On the Optimal Reasoning Length for RL-Trained Language Models
Daisuke Nohara, Taishi Nakamura, Rio Yokota
TL;DR
The paper addresses how to balance reasoning performance and computational efficiency in RL-trained language models by systematically evaluating length-control strategies across two models with different pre-existing reasoning abilities. It reveals a model-dependent relationship between output length and performance: a monotonic improvement with length for Qwen3-1.7B-Base and a non-monotonic optimum at intermediate lengths for DeepSeek-R1-Distill-Qwen-1.5B. The authors identify two failure modes—dispersion with long outputs and under-thinking with short outputs—and show that length penalties can hinder learning unless carefully tuned, especially for models lacking strong prior reasoning. These findings highlight the need for adaptive length-control methods that align with a model’s inherent reasoning capabilities to achieve efficient, high-quality RL-trained reasoning.
Abstract
Reinforcement learning substantially improves reasoning in large language models, but it also tends to lengthen chain of thought outputs and increase computational cost during both training and inference.

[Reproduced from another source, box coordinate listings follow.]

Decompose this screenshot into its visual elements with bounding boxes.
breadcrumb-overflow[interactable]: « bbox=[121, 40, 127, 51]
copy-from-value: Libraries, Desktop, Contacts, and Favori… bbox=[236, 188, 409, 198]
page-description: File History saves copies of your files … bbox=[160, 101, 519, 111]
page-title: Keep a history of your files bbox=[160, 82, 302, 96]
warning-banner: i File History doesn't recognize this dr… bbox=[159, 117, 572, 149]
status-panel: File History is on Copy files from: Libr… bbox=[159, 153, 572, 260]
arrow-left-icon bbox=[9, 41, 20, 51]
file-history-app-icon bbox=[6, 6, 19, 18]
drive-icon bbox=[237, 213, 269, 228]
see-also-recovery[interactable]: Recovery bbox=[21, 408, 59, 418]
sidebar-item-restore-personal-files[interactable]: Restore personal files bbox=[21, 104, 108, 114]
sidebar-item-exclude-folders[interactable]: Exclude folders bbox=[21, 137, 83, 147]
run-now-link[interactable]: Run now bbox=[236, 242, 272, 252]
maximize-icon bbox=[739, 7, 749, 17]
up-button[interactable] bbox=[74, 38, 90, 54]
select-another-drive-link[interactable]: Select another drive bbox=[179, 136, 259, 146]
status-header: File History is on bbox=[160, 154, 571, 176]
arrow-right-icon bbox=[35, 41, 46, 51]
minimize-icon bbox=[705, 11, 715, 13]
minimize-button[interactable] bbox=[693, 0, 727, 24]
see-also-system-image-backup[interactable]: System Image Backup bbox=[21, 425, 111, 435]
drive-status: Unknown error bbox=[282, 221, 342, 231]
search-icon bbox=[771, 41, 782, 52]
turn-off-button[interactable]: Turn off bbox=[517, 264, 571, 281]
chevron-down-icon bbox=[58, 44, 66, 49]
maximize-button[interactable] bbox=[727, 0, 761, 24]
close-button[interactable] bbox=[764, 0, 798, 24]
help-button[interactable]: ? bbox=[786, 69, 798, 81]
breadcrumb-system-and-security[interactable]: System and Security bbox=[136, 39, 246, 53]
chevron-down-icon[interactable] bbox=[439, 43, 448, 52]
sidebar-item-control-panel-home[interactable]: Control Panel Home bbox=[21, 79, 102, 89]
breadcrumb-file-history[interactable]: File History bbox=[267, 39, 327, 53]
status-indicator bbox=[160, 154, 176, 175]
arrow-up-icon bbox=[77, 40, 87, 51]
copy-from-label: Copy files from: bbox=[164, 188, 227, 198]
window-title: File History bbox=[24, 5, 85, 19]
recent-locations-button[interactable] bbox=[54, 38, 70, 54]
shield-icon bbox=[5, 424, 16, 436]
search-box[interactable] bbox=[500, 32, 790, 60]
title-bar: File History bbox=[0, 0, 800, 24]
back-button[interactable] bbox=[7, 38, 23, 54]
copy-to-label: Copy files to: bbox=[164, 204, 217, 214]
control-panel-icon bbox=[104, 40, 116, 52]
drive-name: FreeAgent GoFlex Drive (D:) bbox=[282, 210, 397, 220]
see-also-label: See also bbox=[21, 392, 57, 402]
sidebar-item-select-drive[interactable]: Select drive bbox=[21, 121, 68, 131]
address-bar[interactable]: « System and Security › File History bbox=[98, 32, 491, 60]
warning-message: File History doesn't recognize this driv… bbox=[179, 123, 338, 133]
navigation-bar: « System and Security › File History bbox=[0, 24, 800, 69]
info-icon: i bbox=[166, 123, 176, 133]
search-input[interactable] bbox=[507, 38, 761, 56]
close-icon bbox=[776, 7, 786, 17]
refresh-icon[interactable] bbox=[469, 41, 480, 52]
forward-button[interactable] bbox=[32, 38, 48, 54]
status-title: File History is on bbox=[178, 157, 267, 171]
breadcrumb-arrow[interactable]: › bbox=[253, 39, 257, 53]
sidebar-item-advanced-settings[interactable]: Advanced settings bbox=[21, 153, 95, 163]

Though length control methods have been proposed, it remains unclear what the optimal output length is for balancing efficiency and performance. In this work, we compare several length control methods on two models, Qwen3-1.7B Base and DeepSeek-R1-Distill-Qwen-1.5B. Our results indicate that length penalties may hinder reasoning acquisition, while properly tuned length control can improve efficiency for models with strong prior reasoning. By extending prior work to RL trained policies, we identify two failure modes, 1) long outputs increase dispersion, and 2) short outputs lead to under-thinking.